Tuesday, July 05, 2005

Yep, I like a good thunderstorm. Mainly when I'm watching one from the front porch. It isn't so fun flying a small plane through them, which is why I'm back to sitting on the porch watching the clouds build.

I've been in North Carolina for the weekend, relaxing with friends, finally having taken a few deserved days off. I run a flight school in Virginia, and had found myself working 12 hours a day, every day, for weeks at a time. It was time for a break. So I borrowed one of the 2-seat training planes, and took off for NC. Even a small plane like that can get places much faster than a car, so instead of a 4 1/2 hour drive, I flew 90 minutes.

Running a flight school is a lot of work, but I can't imagine not doing it now. I spent enough time at jobs I hated, to know how good a life I have. Not only a fun job, but being able to borrow state-of-the-art aircraft at only the cost of fuel, makes personal travel a real joy. We have three airplanes and 4 helicopters in the school at this point. The helicopters are Robinson R22's and R44's, truly excellent aircraft. The airplanes are two Diamond DA20's, each with the Garmin GNS430, and a DA40 with a G1000 glass cockpit, and KAP140 autopilot. Flying that one really feels like cheating. Instrument flight is not supposed to be that easy.

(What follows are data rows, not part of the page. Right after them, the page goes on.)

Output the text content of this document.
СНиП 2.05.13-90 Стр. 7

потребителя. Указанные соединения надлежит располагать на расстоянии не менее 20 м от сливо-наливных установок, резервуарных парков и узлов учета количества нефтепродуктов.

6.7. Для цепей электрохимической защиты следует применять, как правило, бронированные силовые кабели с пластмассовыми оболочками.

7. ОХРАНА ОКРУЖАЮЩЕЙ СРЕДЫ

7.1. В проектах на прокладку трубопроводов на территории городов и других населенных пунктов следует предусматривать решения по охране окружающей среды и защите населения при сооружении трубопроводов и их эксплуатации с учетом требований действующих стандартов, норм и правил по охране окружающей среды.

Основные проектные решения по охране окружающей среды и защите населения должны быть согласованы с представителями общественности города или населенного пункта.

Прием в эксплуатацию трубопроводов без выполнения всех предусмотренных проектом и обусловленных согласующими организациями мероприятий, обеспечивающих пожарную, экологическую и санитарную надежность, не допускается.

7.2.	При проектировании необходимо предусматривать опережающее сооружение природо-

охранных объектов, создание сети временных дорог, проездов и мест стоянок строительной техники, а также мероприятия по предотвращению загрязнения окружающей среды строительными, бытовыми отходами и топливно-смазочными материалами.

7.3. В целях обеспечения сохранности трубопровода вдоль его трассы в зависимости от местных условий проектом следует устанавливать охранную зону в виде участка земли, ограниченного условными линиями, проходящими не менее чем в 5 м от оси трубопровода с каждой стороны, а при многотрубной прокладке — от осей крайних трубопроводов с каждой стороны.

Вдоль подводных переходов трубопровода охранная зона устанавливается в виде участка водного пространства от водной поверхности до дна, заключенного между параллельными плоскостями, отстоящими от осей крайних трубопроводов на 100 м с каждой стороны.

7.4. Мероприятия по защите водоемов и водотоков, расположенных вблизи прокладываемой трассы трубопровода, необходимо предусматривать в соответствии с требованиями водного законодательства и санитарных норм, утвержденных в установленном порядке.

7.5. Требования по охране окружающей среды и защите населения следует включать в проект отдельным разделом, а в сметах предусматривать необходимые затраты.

The whole concept of flying new aircraft was foreign to me only a year ago. When I trained for my licenses, and in my early days of teaching, I almost never flew an aircraft that was less than 30 years old. Suddenly, I was connected to people that were buying brand new planes, and my perspective changed. The aircraft I borrowed this weekend is only 6 months old.

So back to why I'm sitting on the porch instead of flying. I had planned to return to Virginia this morning, but low clouds and low visibility conspired to keep me here. Had I borrowed the 4-seat glass cockpit plane, this would have been no problem, but the 2-seater is visual flight rules only. I'm not afraid of marginal flying conditions; my experiences run the gamut, from icing conditions, to severe thunderstorms- all kinds of legitimate potential emergencies. However, those experiences have taught me that no schedule is important enough to me to justify unnecessary risks. Especially on a personal flight. I'm in no hurry.

So, when the clouds began to break up, and cumulonimbus clouds started to take their place, I decided I would have a much more relaxing flight if I simply waited til tomorrow morning. It is a shame, I had a full day scheduled today. But the most important concept in all of aviation is proper decision-making, and if I fail to do it myself, then my students would fail to learn it for themselves.